What’s the difference? FICO score vs. Vantage score

Those are a lot of specific rules and timelines, and with so many factors at play, it can quickly get overwhelming. So, here are a few simplified rules of thumb to remember:

  • Hard inquiries aren’t a major scoring factor.
  • A single hard inquiry often doesn’t hurt a credit score much, but multiple hard inquiries can lead to a larger drop because it might look like you’re scrambling to borrow money.
  • Your credit score will generally recover within a few months, and hard inquiries won’t affect most credit scores after a year.
  • If you’re shopping for a loan, try to submit your applications within a 14-day period.

Why and how to check your credit score

Checking your credit score can help you gauge whether you’ll qualify for different loans and credit cards, as well as the interest rates and fees you might have to pay. If you regularly monitor your score, you can also see how different actions can help or hurt your credit over time.

There are many free ways to check your credit score, and you can go to the FICO and VantageScore websites to see where you can get access to your credit scores from both companies. The score you see will depend on the type of credit scoring model and the underlying credit report.

Helpful tips for building credit

Although hard inquiries can affect your credit score, you may want to focus on the major scoring factors, such as your payment history and credit usage. In general, you can work toward an excellent credit score if you:

  • Pay your bills on time. Having several credit accounts with a long history of on-time payments can be great for your credit scores.
  • Avoid high credit card balances. High balances on credit cards and other revolving credit lines, such as personal lines of credit, can hurt your credit score. Bring down your balances to lower your credit utilization ratio — an important scoring factor.
  • Keep credit cards open.
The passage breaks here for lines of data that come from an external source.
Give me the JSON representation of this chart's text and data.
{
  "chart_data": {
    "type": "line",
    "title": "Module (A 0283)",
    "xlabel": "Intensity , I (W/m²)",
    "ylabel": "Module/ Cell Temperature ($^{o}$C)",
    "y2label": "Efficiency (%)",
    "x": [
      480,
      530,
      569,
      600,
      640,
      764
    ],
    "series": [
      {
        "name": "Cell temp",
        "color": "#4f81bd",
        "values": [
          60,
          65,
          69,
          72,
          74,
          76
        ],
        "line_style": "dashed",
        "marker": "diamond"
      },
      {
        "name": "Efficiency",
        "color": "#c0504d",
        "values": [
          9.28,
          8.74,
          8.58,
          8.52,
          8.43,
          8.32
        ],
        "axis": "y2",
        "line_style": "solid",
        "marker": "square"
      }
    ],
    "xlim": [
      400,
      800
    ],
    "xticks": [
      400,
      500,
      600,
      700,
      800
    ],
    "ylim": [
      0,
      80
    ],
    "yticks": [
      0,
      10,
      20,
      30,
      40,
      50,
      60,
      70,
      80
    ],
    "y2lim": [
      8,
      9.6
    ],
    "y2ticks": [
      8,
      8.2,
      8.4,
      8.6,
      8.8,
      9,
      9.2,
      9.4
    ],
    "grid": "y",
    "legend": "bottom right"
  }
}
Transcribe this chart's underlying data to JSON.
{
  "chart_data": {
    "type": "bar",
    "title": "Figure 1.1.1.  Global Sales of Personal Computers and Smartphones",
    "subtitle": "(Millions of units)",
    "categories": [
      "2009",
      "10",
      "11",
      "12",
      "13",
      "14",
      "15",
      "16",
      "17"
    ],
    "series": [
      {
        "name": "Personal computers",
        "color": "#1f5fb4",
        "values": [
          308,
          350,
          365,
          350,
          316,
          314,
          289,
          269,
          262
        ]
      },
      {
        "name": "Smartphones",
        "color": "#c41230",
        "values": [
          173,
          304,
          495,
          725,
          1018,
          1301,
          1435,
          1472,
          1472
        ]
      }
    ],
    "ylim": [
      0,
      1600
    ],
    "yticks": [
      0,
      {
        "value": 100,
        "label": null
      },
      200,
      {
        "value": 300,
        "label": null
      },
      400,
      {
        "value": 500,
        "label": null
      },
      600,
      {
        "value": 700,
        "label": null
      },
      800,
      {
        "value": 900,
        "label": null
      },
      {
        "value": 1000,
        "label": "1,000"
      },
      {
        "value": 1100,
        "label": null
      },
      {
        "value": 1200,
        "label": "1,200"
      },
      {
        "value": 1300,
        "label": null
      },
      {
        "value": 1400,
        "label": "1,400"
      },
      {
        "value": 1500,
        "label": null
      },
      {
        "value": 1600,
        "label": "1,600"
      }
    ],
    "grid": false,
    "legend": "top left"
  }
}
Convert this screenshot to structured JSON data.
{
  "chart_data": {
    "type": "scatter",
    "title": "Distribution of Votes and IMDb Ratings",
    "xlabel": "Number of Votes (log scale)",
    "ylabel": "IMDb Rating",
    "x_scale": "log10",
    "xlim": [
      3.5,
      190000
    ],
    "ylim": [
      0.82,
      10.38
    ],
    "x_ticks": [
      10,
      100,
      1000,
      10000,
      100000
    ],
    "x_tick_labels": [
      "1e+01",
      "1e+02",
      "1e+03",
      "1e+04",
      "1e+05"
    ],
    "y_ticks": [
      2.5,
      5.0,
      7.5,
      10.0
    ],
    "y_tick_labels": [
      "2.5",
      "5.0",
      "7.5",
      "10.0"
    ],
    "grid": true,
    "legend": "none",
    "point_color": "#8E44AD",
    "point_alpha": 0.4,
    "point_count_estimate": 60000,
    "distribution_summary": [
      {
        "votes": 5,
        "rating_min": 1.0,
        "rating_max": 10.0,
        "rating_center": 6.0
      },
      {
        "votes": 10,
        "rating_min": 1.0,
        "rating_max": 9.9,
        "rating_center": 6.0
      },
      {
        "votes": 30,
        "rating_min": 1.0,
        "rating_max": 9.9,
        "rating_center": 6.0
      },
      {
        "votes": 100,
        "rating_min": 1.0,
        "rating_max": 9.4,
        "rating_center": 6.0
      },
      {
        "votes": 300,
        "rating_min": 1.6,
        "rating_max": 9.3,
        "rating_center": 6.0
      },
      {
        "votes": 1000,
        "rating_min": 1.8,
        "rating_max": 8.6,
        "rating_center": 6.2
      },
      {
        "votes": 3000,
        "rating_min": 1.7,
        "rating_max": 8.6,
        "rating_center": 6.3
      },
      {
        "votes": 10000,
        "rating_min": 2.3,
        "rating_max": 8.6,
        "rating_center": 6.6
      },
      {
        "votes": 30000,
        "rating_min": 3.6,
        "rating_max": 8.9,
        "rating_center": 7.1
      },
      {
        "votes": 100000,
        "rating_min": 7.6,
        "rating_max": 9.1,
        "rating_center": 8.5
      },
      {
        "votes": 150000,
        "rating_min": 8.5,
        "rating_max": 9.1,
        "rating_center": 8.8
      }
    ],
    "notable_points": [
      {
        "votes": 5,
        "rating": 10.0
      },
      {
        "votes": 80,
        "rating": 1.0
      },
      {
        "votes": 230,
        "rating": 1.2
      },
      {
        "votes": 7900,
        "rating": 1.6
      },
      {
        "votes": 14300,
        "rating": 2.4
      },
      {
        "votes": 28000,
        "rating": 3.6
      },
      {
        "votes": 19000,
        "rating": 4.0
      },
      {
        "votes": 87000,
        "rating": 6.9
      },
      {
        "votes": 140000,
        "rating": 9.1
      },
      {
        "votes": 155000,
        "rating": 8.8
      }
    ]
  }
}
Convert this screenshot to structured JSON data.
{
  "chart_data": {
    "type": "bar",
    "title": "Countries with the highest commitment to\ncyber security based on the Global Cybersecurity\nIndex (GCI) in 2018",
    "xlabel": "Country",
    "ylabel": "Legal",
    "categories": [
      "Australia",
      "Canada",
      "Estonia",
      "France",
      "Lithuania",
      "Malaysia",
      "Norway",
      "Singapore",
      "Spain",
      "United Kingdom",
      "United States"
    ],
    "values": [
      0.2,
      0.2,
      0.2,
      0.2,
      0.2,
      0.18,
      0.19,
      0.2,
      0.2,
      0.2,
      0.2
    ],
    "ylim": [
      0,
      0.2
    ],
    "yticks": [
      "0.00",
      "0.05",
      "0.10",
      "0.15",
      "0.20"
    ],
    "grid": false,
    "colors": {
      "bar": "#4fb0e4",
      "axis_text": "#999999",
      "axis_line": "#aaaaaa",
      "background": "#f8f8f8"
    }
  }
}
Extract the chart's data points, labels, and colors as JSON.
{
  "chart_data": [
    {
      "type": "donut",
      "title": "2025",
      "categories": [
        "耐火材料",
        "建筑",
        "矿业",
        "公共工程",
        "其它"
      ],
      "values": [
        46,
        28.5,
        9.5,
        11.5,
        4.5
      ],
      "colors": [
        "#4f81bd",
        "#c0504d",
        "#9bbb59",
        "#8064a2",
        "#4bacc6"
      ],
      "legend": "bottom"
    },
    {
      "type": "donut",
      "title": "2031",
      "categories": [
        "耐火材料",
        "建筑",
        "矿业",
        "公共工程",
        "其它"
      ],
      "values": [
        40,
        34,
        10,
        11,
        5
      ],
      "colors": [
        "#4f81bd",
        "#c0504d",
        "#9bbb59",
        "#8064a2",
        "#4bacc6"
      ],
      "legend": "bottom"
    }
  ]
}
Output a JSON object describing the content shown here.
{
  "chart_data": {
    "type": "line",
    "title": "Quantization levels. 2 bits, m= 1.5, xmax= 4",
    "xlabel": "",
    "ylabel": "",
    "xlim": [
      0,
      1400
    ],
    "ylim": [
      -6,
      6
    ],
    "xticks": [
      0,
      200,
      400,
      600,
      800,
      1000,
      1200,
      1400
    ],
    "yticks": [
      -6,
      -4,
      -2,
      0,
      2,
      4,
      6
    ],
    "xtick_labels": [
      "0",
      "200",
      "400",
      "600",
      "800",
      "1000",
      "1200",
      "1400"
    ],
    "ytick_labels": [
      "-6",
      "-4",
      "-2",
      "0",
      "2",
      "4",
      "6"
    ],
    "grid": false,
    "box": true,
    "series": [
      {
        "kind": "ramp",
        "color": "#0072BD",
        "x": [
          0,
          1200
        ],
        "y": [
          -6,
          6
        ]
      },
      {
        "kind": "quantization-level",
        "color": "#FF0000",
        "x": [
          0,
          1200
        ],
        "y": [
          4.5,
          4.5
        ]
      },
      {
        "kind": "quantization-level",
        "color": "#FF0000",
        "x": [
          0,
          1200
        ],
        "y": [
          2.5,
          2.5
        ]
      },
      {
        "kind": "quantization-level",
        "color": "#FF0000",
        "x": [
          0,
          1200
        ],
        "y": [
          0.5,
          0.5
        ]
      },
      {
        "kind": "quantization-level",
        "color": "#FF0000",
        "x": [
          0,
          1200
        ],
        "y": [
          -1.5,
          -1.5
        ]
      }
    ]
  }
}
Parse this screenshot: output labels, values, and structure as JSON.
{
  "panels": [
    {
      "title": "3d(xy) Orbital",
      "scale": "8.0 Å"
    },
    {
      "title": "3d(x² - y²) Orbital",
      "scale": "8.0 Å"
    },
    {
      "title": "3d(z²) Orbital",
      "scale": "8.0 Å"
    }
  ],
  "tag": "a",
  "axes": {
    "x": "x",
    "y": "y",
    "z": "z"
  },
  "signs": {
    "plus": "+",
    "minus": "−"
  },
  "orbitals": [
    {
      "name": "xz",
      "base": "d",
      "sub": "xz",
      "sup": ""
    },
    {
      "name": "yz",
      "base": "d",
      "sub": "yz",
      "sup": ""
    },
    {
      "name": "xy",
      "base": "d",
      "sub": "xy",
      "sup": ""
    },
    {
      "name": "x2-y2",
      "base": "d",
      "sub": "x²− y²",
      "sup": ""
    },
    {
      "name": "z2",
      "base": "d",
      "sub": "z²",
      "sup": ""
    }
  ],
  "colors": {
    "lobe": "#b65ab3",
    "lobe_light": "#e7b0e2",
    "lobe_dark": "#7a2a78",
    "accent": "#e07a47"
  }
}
Even if you don’t regularly use a credit card, keeping it open might be helpful. It can increase your available credit, which makes it easier to lower your credit utilization ratio. It can also continually add to your positive payment history. Although, closing the card still might be a better idea if it has an annual fee or if you tend to overspend.

Limiting how often you apply for new credit can lead to fewer hard inquiries and a higher average age of your credit accounts, which could also help your credit score. However, you don’t need to worry too much about hard inquiries if you pay your bills on time and only open a new credit account occasionally.

Frequently asked questions (FAQs)

You have the legal right to check your credit report for free, but there’s no guarantee that you can also get a free credit score. However, many companies, including major banks and credit card issuers, will give you access to one of your credit scores for free.

Only hard credit inquiries — credit checks for lending purposes — can hurt your credit scores. But the effect is often minor, and credit scores tend to recover within a few months if you are paying your bills on time and there aren’t any new negative marks in your credit report. Also, depending on the scoring model and the situation, some hard inquiries won’t hurt the credit score at all.

Missing lots of payments and maxing out your credit cards can hurt your credit score a lot. Try to bring past-due accounts current quickly, because a 60- or 90-date late payment could be worse than a 30-day late payment. Falling further behind on bills and having an account charged-off and sent to collections could also lead to a large score drop.

A hard pull, also called a hard credit inquiry, might lower your credit score by around five to 10 points. The exact amount depends on your overall credit profile and where your score was before the inquiry. In some cases, a hard pull won’t lower your credit score at all.

You should regularly check your credit score to understand where you’re at, especially if you’re considering applying for a new credit account or moving. Even if you don’t expect to use credit soon, an unexpected score drop could indicate you’re the victim of identity theft.